It is a curious quirk of human nature that, having hated history at school, most people grow up to be fascinated with the past. Which explains why history programmes on TV draw large audiences, and an entire satellite channel - the History Channel - is now devoted to the subject.
The History Hour is a series of 15 programmes produced for BBC Education. Yet even though its lunchtime slot follows children's TV, it is not designed as a children's educational programme; this series is aimed at their parents.
The most immediately noticeable feature is the format. This is no dry documentary - an attempt has been made to raise the tempo and to give the subject a more general, less academic appeal. It's not quite Live and Kicking, but it does move along at a pleasing rate and has a Tomorrow's World feel about it.

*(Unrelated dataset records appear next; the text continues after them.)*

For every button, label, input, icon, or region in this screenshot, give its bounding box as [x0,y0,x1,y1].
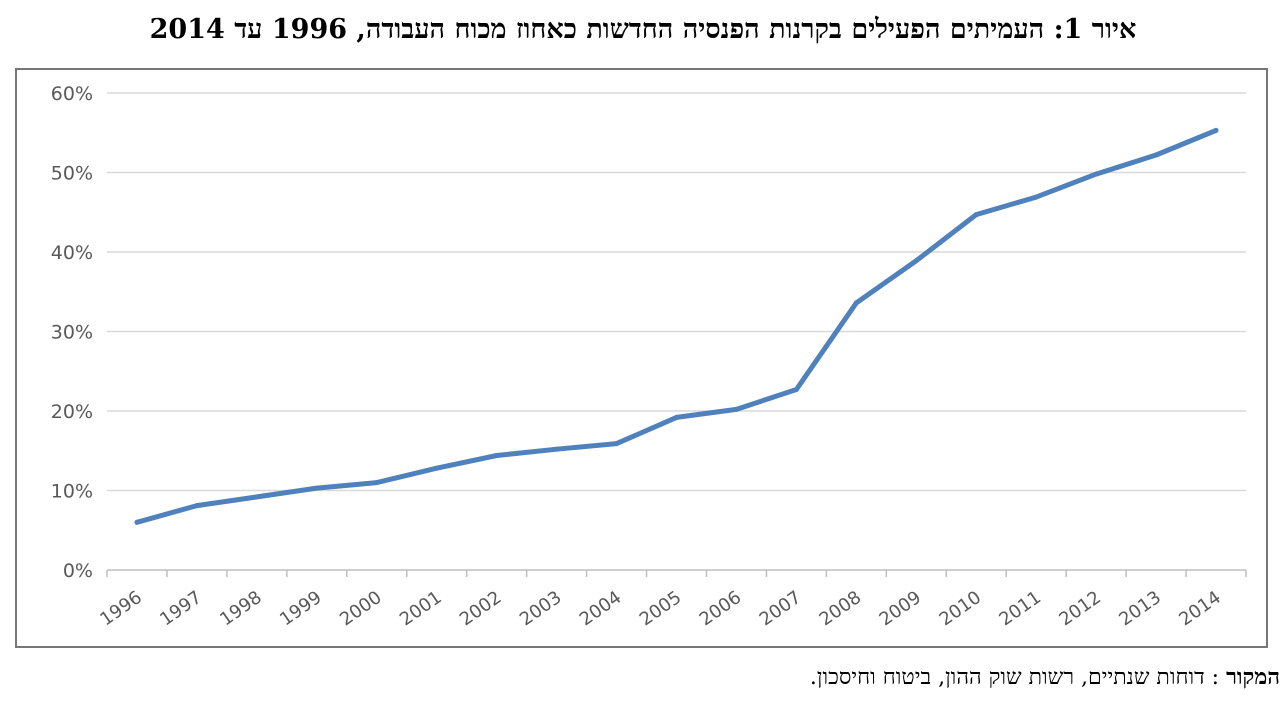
x-tick-label-2011: 2011 [995,587,1045,630]
x-tick-label-2009: 2009 [876,587,926,630]
data-point-2013 [1153,152,1159,158]
x-tick-label-2000: 2000 [336,587,386,630]
data-point-2011 [1033,194,1039,200]
x-tick-label-2010: 2010 [936,587,986,630]
data-point-1997 [194,503,200,509]
x-tick-label-2002: 2002 [456,587,506,630]
x-tick-label-1999: 1999 [276,587,326,630]
data-point-2001 [434,465,440,471]
data-point-2003 [554,446,560,452]
data-point-1999 [314,485,320,491]
x-axis-ticks: 1996 1997 1998 1999 2000 2001 2002 2003 2004 2005… [96,587,1225,630]
y-tick-label-30: 30% [51,322,93,344]
data-point-2002 [494,453,500,459]
y-tick-label-50: 50% [51,163,93,185]
data-point-2014 [1213,127,1219,133]
chart-frame [15,68,1268,648]
x-tick-label-1996: 1996 [96,587,146,630]
data-point-2009 [913,258,919,264]
y-tick-label-10: 10% [51,481,93,503]
x-tick-label-2008: 2008 [816,587,866,630]
data-point-2008 [853,300,859,306]
x-tick-label-2012: 2012 [1055,587,1105,630]
x-tick-label-2006: 2006 [696,587,746,630]
data-point-2006 [733,406,739,412]
y-tick-label-60: 60% [51,83,93,105]
y-tick-label-20: 20% [51,401,93,423]
data-point-2004 [614,441,620,447]
x-tick-label-2005: 2005 [636,587,686,630]
x-tick-label-1998: 1998 [216,587,266,630]
x-tick-label-2003: 2003 [516,587,566,630]
x-tick-label-2014: 2014 [1175,587,1225,630]
x-tick-label-2007: 2007 [756,587,806,630]
chart-title: איור 1: העמיתים הפעילים בקרנות הפנסיה הח… [149,14,1137,45]
data-point-2010 [973,212,979,218]
x-tick-label-1997: 1997 [156,587,206,630]
x-axis [106,569,1247,577]
data-point-1998 [254,494,260,500]
data-point-2000 [374,480,380,486]
data-point-2012 [1093,171,1099,177]
series-line-0 [134,127,1219,525]
data-point-1996 [134,519,140,525]
series-group [134,127,1219,525]
data-point-2007 [793,387,799,393]
x-tick-label-2004: 2004 [576,587,626,630]
x-tick-label-2013: 2013 [1115,587,1165,630]
x-tick-label-2001: 2001 [396,587,446,630]
y-tick-label-0: 0% [63,560,93,582]
y-tick-label-40: 40% [51,242,93,264]
source-text: דוחות שנתיים, רשות שוק ההון, ביטוח וחיסכ… [809,665,1205,690]
gridlines [107,92,1246,492]
line-chart: 0%10%20%30%40%50%60% 1996 1997 1998 1999 200… [51,83,1247,630]
y-axis-ticks: 0% 10% 20% 30% 40% 50% 60% [51,83,93,582]
source-label: המקור [1226,664,1280,690]
source-separator: : [1204,665,1227,690]
data-point-2005 [674,414,679,420]
source-note: המקור : דוחות שנתיים, רשות שוק ההון, ביט… [0,660,1280,694]
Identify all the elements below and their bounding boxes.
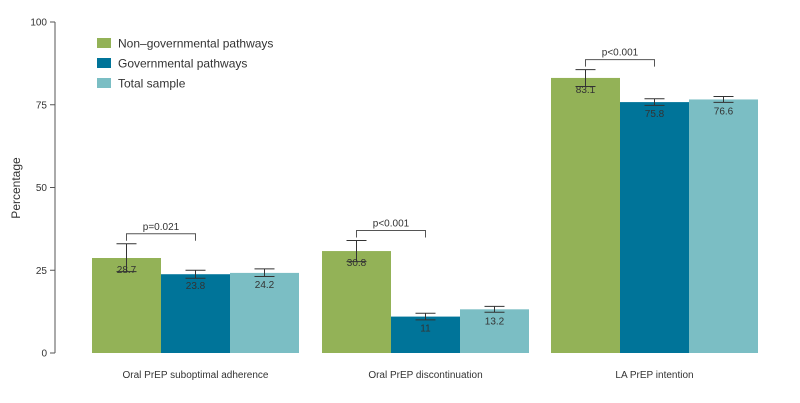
category-labels-group: Oral PrEP suboptimal adherence Oral PrEP … (122, 370, 693, 381)
y-tick-label: 50 (36, 183, 48, 194)
legend-swatch (97, 78, 111, 88)
bar-value-label: 76.6 (714, 106, 734, 117)
significance-bracket: p<0.001 (585, 48, 655, 67)
bar (92, 258, 161, 353)
bar-value-label: 30.8 (347, 258, 367, 269)
error-bar (644, 98, 665, 106)
value-labels-group: 28.7 30.8 83.1 23.8 11 75.8 24.2 13.2 76.6 (117, 85, 734, 335)
bar (230, 272, 299, 353)
category-label: LA PrEP intention (615, 370, 693, 381)
y-axis-label: Percentage (9, 157, 23, 219)
significance-bracket: p<0.001 (356, 218, 426, 238)
bar-value-label: 75.8 (645, 109, 665, 120)
bar (689, 99, 758, 353)
category-label: Oral PrEP discontinuation (368, 370, 482, 381)
bar-value-label: 13.2 (485, 316, 505, 327)
bar-value-label: 83.1 (576, 85, 596, 96)
significance-brackets-group: p=0.021 p<0.001 p<0.001 (126, 48, 655, 241)
y-axis-ticks: 0 25 50 75 100 (30, 18, 55, 360)
bar-value-label: 28.7 (117, 265, 137, 276)
bars-group (92, 77, 758, 354)
error-bar (116, 243, 137, 273)
bar (322, 251, 391, 353)
error-bar (484, 305, 505, 313)
error-bar (575, 69, 596, 88)
p-value-label: p<0.001 (373, 218, 410, 229)
p-value-label: p<0.001 (602, 48, 639, 59)
bar (161, 274, 230, 353)
y-tick-label: 25 (36, 266, 48, 277)
p-value-label: p=0.021 (143, 222, 180, 233)
bar (391, 316, 460, 353)
error-bar (713, 95, 734, 103)
y-tick-label: 75 (36, 100, 48, 111)
bar-value-label: 23.8 (186, 281, 206, 292)
legend-swatch (97, 38, 111, 48)
bar-value-label: 24.2 (255, 280, 275, 291)
legend: Non–governmental pathways Governmental pa… (97, 37, 273, 91)
bar-value-label: 11 (420, 324, 431, 335)
y-tick-label: 0 (41, 349, 47, 360)
legend-swatch (97, 58, 111, 68)
legend-item: Total sample (97, 77, 186, 91)
legend-item: Non–governmental pathways (97, 37, 273, 51)
error-bar (346, 239, 367, 263)
error-bar (254, 268, 275, 278)
error-bars-group (116, 69, 734, 321)
legend-label: Total sample (118, 77, 186, 91)
significance-bracket: p=0.021 (126, 222, 196, 241)
error-bar (185, 269, 206, 279)
legend-label: Governmental pathways (118, 57, 247, 71)
y-tick-label: 100 (30, 18, 47, 29)
bar (620, 102, 689, 354)
bar (551, 77, 620, 354)
error-bar (415, 312, 436, 321)
bar (460, 309, 529, 353)
legend-item: Governmental pathways (97, 57, 247, 71)
legend-label: Non–governmental pathways (118, 37, 273, 51)
category-label: Oral PrEP suboptimal adherence (122, 370, 268, 381)
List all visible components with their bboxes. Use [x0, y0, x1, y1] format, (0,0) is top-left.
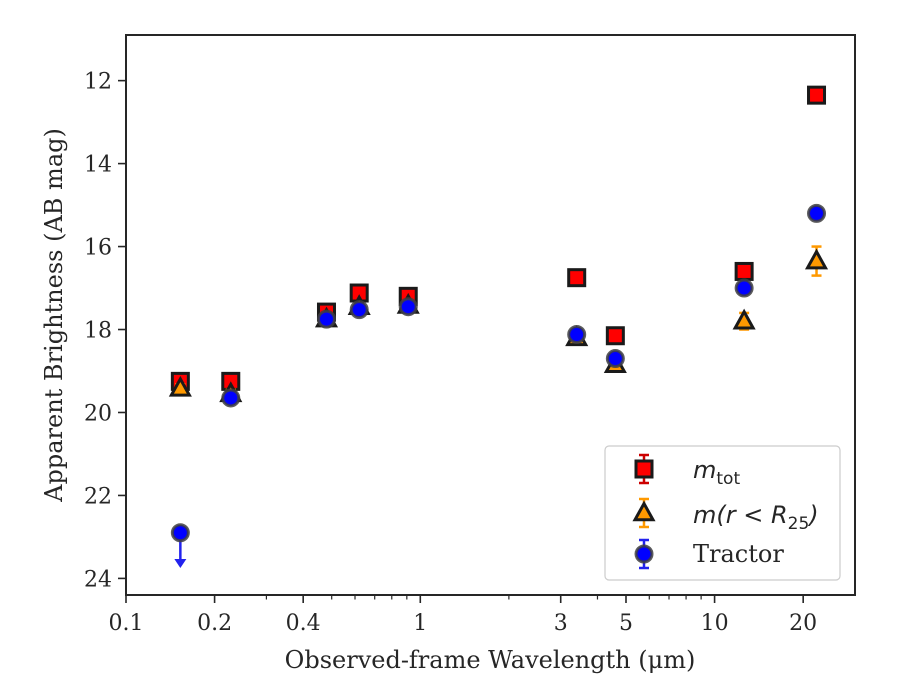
legend-label-m-r25: m(r < R25): [693, 501, 819, 534]
point-s2-4-marker: [398, 297, 418, 317]
x-axis: 0.1 0.2 0.4 1 3 5 10 20: [109, 595, 817, 636]
point-s2-8-group: [807, 203, 827, 223]
point-s0-5-group: [567, 268, 587, 288]
point-s2-5-marker: [567, 324, 587, 344]
point-s0-7-marker: [734, 261, 754, 281]
point-s0-8-marker: [807, 85, 827, 105]
y-tick-label-2: 16: [84, 236, 112, 261]
point-s1-0-group: [168, 375, 192, 397]
x-tick-label-2: 0.4: [286, 611, 321, 636]
x-axis-label: Observed-frame Wavelength (μm): [285, 646, 696, 674]
legend-label-mtot: mtot: [693, 456, 740, 489]
y-tick-label-1: 14: [84, 153, 112, 178]
x-tick-label-6: 10: [701, 611, 729, 636]
point-s2-4-group: [398, 297, 418, 317]
point-s2-0-group: [170, 523, 190, 569]
point-s2-3-marker: [349, 300, 369, 320]
point-s2-1-marker: [221, 388, 241, 408]
x-tick-label-1: 0.2: [197, 611, 232, 636]
legend-label-tractor: Tractor: [693, 540, 784, 568]
x-tick-label-4: 3: [554, 611, 568, 636]
point-s2-6-group: [605, 349, 625, 369]
point-s0-5-marker: [567, 268, 587, 288]
point-s2-8-marker: [807, 203, 827, 223]
y-axis: 12 14 16 18 20 22 24: [84, 70, 126, 592]
legend-1-marker: [632, 500, 656, 522]
data-markers: [168, 85, 829, 569]
y-tick-label-4: 20: [84, 401, 112, 426]
point-s1-0-marker: [168, 375, 192, 397]
y-tick-label-0: 12: [84, 70, 112, 95]
point-s2-5-group: [567, 324, 587, 344]
point-s2-3-group: [349, 300, 369, 320]
x-tick-label-5: 5: [619, 611, 633, 636]
y-tick-label-5: 22: [84, 484, 112, 509]
y-axis-label: Apparent Brightness (AB mag): [40, 128, 68, 503]
point-s1-7-group: [732, 308, 756, 331]
point-s0-6-group: [605, 326, 625, 346]
x-tick-label-7: 20: [789, 611, 817, 636]
point-s0-8-group: [807, 85, 827, 105]
legend-2-marker: [634, 544, 654, 564]
point-s2-6-marker: [605, 349, 625, 369]
legend-0-marker: [634, 459, 654, 479]
point-s0-3-group: [349, 283, 369, 303]
y-tick-label-6: 24: [84, 567, 112, 592]
point-s0-6-marker: [605, 326, 625, 346]
legend-marker-mtot: [634, 453, 654, 485]
point-s2-1-group: [221, 388, 241, 408]
point-s0-7-group: [734, 261, 754, 281]
legend-box: [604, 445, 841, 581]
legend-marker-tractor: [634, 538, 654, 570]
x-tick-label-0: 0.1: [109, 611, 144, 636]
x-tick-label-3: 1: [413, 611, 427, 636]
point-s2-7-marker: [734, 278, 754, 298]
point-s1-7-marker: [732, 308, 756, 330]
legend: mtot m(r < R25) Tractor: [604, 445, 841, 581]
point-s2-7-group: [734, 278, 754, 298]
point-s1-8-marker: [804, 248, 829, 270]
y-tick-label-3: 18: [84, 319, 112, 344]
point-s1-8-group: [804, 245, 829, 277]
point-s2-0-limit-arrow: [174, 559, 187, 569]
point-s2-0-marker: [170, 523, 190, 543]
legend-marker-m-r25: [632, 497, 656, 529]
point-s2-2-marker: [316, 309, 336, 329]
point-s2-2-group: [316, 309, 336, 329]
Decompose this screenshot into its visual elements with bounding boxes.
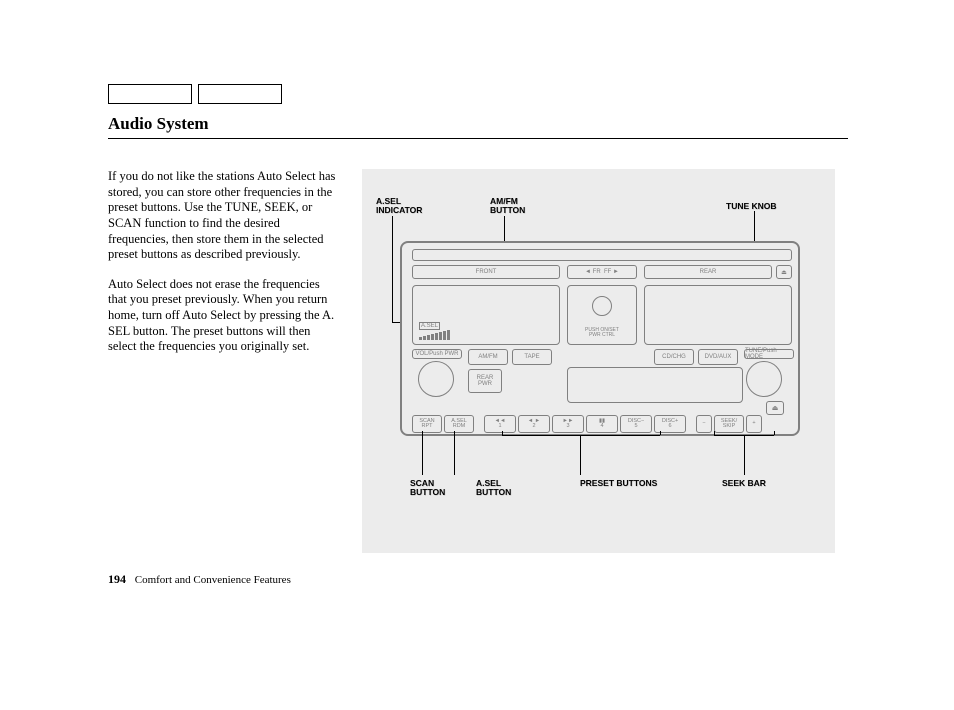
pushset-label: PUSH ON/SET PWR CTRL [585,328,619,338]
preset-4: ▮▮4 [586,415,618,433]
callout-asel-indicator: A.SELINDICATOR [376,197,422,216]
preset-1: ◄◄1 [484,415,516,433]
tunemode-label: TUNE/Push MODE [744,349,794,359]
radio-diagram: A.SELINDICATOR AM/FMBUTTON TUNE KNOB FRO… [362,169,835,553]
page-number: 194 [108,572,126,586]
joystick-icon [592,296,612,316]
front-label-bar: FRONT [412,265,560,279]
paragraph: If you do not like the stations Auto Sel… [108,169,340,263]
header-index-boxes [108,84,848,104]
header-box [198,84,282,104]
cassette-slot [567,367,743,403]
seek-minus: − [696,415,712,433]
preset-3: ►►3 [552,415,584,433]
asel-rdm-button: A.SELRDM [444,415,474,433]
display-right [644,285,792,345]
callout-asel-button: A.SELBUTTON [476,479,511,498]
center-control: PUSH ON/SET PWR CTRL [567,285,637,345]
radio-faceplate: FRONT ◄ FR FF ► REAR ⏏ A.SEL PUSH ON/SET… [400,241,800,436]
callout-tune-knob: TUNE KNOB [726,202,777,211]
callout-amfm-button: AM/FMBUTTON [490,197,525,216]
scan-rpt-button: SCANRPT [412,415,442,433]
eject-top: ⏏ [776,265,792,279]
callout-scan-button: SCANBUTTON [410,479,445,498]
preset-2: ◄ ►2 [518,415,550,433]
preset-button-row: SCANRPT A.SELRDM ◄◄1 ◄ ►2 ►►3 ▮▮4 DISC−5… [412,415,792,433]
asel-indicator-on-display: A.SEL [419,322,440,330]
body-text-column: If you do not like the stations Auto Sel… [108,169,340,553]
rear-pwr-button: REARPWR [468,369,502,393]
rear-label-bar: REAR [644,265,772,279]
tune-knob [746,361,782,397]
amfm-button: AM/FM [468,349,508,365]
page-footer: 194 Comfort and Convenience Features [108,572,291,587]
callout-seek-bar: SEEK BAR [722,479,766,488]
eject-button: ⏏ [766,401,784,415]
volume-knob [418,361,454,397]
tape-button: TAPE [512,349,552,365]
signal-bars-icon [419,330,450,340]
display-left: A.SEL [412,285,560,345]
section-name: Comfort and Convenience Features [135,574,291,586]
paragraph: Auto Select does not erase the frequenci… [108,277,340,355]
fr-ff-bar: ◄ FR FF ► [567,265,637,279]
preset-6: DISC+6 [654,415,686,433]
seek-plus: + [746,415,762,433]
dvdaux-button: DVD/AUX [698,349,738,365]
volpwr-label: VOL/Push PWR [412,349,462,359]
page-title: Audio System [108,114,848,139]
header-box [108,84,192,104]
seek-skip-button: SEEK/SKIP [714,415,744,433]
cd-slot [412,249,792,261]
preset-5: DISC−5 [620,415,652,433]
cdchg-button: CD/CHG [654,349,694,365]
callout-preset-buttons: PRESET BUTTONS [580,479,657,488]
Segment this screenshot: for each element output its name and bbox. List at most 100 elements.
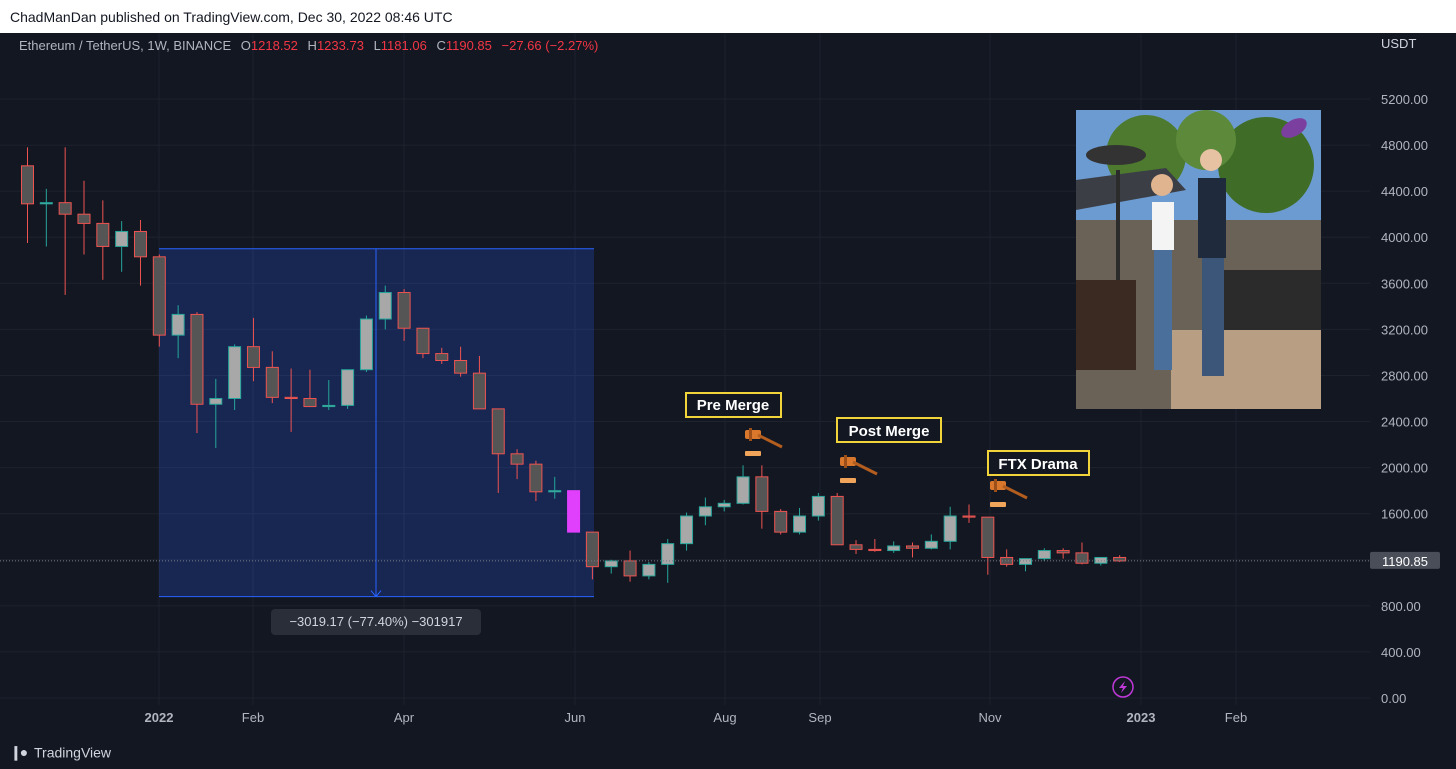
candle[interactable] [736, 465, 750, 505]
candle-body [96, 222, 110, 247]
candle[interactable] [378, 285, 392, 330]
candle[interactable] [906, 542, 920, 558]
y-tick-label: 2800.00 [1381, 368, 1428, 383]
candle-body [21, 165, 34, 205]
candle[interactable] [228, 344, 242, 411]
annotation-pre-merge-label: Pre Merge [697, 397, 770, 414]
candle-body [981, 516, 995, 558]
candle[interactable] [548, 476, 562, 499]
candle[interactable] [811, 492, 825, 521]
candle-body [868, 548, 882, 552]
candle[interactable] [341, 369, 355, 409]
measure-tool[interactable] [159, 248, 594, 598]
candle[interactable] [510, 449, 524, 480]
candle[interactable] [435, 347, 449, 364]
candle[interactable] [303, 369, 317, 408]
candle[interactable] [246, 317, 260, 382]
overlay-photo [1076, 110, 1321, 409]
candle[interactable] [115, 221, 129, 272]
candle[interactable] [322, 380, 336, 411]
candle[interactable] [1075, 542, 1089, 565]
candle[interactable] [1056, 548, 1070, 559]
candle[interactable] [887, 541, 901, 553]
candle[interactable] [717, 499, 731, 512]
candle[interactable] [284, 368, 298, 432]
candle-body [604, 560, 618, 568]
candle-body [416, 327, 430, 355]
candle[interactable] [39, 188, 53, 247]
candle[interactable] [868, 539, 882, 552]
tradingview-logo[interactable]: ❙● TradingView [10, 743, 111, 761]
measure-arrow-head [370, 590, 382, 598]
candle-body [548, 490, 562, 493]
candle[interactable] [962, 504, 976, 523]
candle[interactable] [171, 305, 185, 359]
candle[interactable] [265, 351, 279, 404]
candle[interactable] [924, 534, 938, 550]
candle[interactable] [472, 355, 486, 410]
candle[interactable] [416, 327, 430, 359]
low-value: 1181.06 [380, 38, 427, 53]
candle[interactable] [1000, 549, 1014, 567]
candle[interactable] [1018, 558, 1032, 572]
candle-body [435, 353, 449, 361]
candle[interactable] [209, 378, 223, 449]
candle-body [378, 292, 392, 320]
candle[interactable] [58, 147, 72, 295]
candle[interactable] [133, 219, 147, 286]
candle[interactable] [943, 506, 957, 550]
y-tick-label: 2000.00 [1381, 461, 1428, 476]
candle-body [58, 202, 72, 215]
symbol-info[interactable]: Ethereum / TetherUS, 1W, BINANCE O1218.5… [19, 38, 598, 53]
candle[interactable] [454, 346, 468, 377]
y-tick-label: 4800.00 [1381, 138, 1428, 153]
candle-body [1037, 550, 1051, 560]
candle-body [793, 515, 807, 533]
currency-label: USDT [1381, 36, 1416, 51]
candle[interactable] [397, 289, 411, 341]
candle[interactable] [981, 516, 995, 575]
candle[interactable] [774, 509, 788, 535]
candle-body [190, 313, 204, 405]
annotation-ftx-drama[interactable]: FTX Drama [987, 450, 1090, 476]
candlestick-chart[interactable]: 5200.00 4800.00 4400.00 4000.00 3600.00 3200.… [0, 33, 1456, 738]
candle[interactable] [585, 531, 599, 580]
x-tick-label: 2023 [1127, 710, 1156, 725]
candle[interactable] [152, 254, 166, 347]
candle[interactable] [680, 512, 694, 551]
candle[interactable] [1037, 548, 1051, 561]
candle[interactable] [491, 408, 505, 493]
candle[interactable] [77, 180, 91, 255]
candle[interactable] [623, 550, 637, 582]
candle[interactable] [642, 562, 656, 580]
candle[interactable] [190, 312, 204, 434]
gavel-icon [840, 455, 878, 483]
annotation-post-merge[interactable]: Post Merge [836, 417, 942, 443]
y-tick-label: 4400.00 [1381, 184, 1428, 199]
annotation-pre-merge[interactable]: Pre Merge [685, 392, 782, 418]
published-by: ChadManDan published on TradingView.com,… [10, 9, 453, 25]
candle[interactable] [793, 507, 807, 535]
candle[interactable] [529, 460, 543, 502]
close-value: 1190.85 [445, 38, 492, 53]
candle[interactable] [21, 147, 34, 243]
lightning-icon[interactable] [1112, 676, 1134, 698]
open-value: 1218.52 [250, 38, 298, 53]
candle[interactable] [1094, 556, 1108, 566]
candle[interactable] [604, 559, 618, 574]
candle-body [755, 476, 769, 512]
candle[interactable] [830, 492, 844, 546]
candle[interactable] [661, 539, 675, 583]
candle-series[interactable] [21, 147, 1127, 583]
x-tick-label: Sep [808, 710, 831, 725]
price-scale[interactable] [1370, 33, 1456, 708]
candle[interactable] [849, 540, 863, 555]
candle[interactable] [755, 465, 769, 529]
candle[interactable] [359, 315, 373, 373]
close-label: C [436, 38, 446, 53]
candle[interactable] [567, 490, 581, 533]
candle-body [152, 256, 166, 336]
candle[interactable] [698, 497, 712, 526]
y-tick-label: 2400.00 [1381, 415, 1428, 430]
candle[interactable] [96, 200, 110, 280]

Presenter Adam Hart-Davis conducts his tours in an enthusiastic manner and Jayne Constantinis, his co-presenter, is relaxed and professional.
Each programme starts with a short "shopping list" of features to be shown, followed by a five minute "Quick Guide" on some aspect of local history - for example, how to get started on researching, or how to use old newspapers.
Next, the programme shows what it calls a "classic documentary" on British or European history, with topics ranging from the Enfield Bullet motorbike to the maps used on D-Day. Even here, there is an attempt to maintain viewers' interest - every five minutes a screen bullet appears, advertising a feature to come.
After the documentary, Hart-Davis shows viewers round an historical site. This part of the programme is genuinely interesting. We are told, for example, why Jacobites toasted "the gentleman in the black velvet waistcoat" and how "maids of honour" cakes originated. In an interview, Jimmy Savile explains how he invented the twin turntable and the idea of dancing to records. Within this narrative section, Constantinis introduces studies on issues such as heraldry and archaeology. Throughout this second half of the programme, the emphasis is on the historian's role as detective: tracking down, for example, when a fish restaurant was built, or the last hours of a relative in the First World War.
In this sense, The History Hour is clearly educational, its purpose not so much to tell you what happened as to inspire you to discover it yourself. The accompanying Action Pack and Web site are advertised regularly, and viewers exhorted to consult Ceefax (page 636) for details of further courses. The History Hour has its problems. The studio work is bare and awkward, and the unchanging five-minute byte becomes predictable. But it is a welcome first step in making history accessible, and will perhaps inspire a magazine-format successor which will be more interesting still.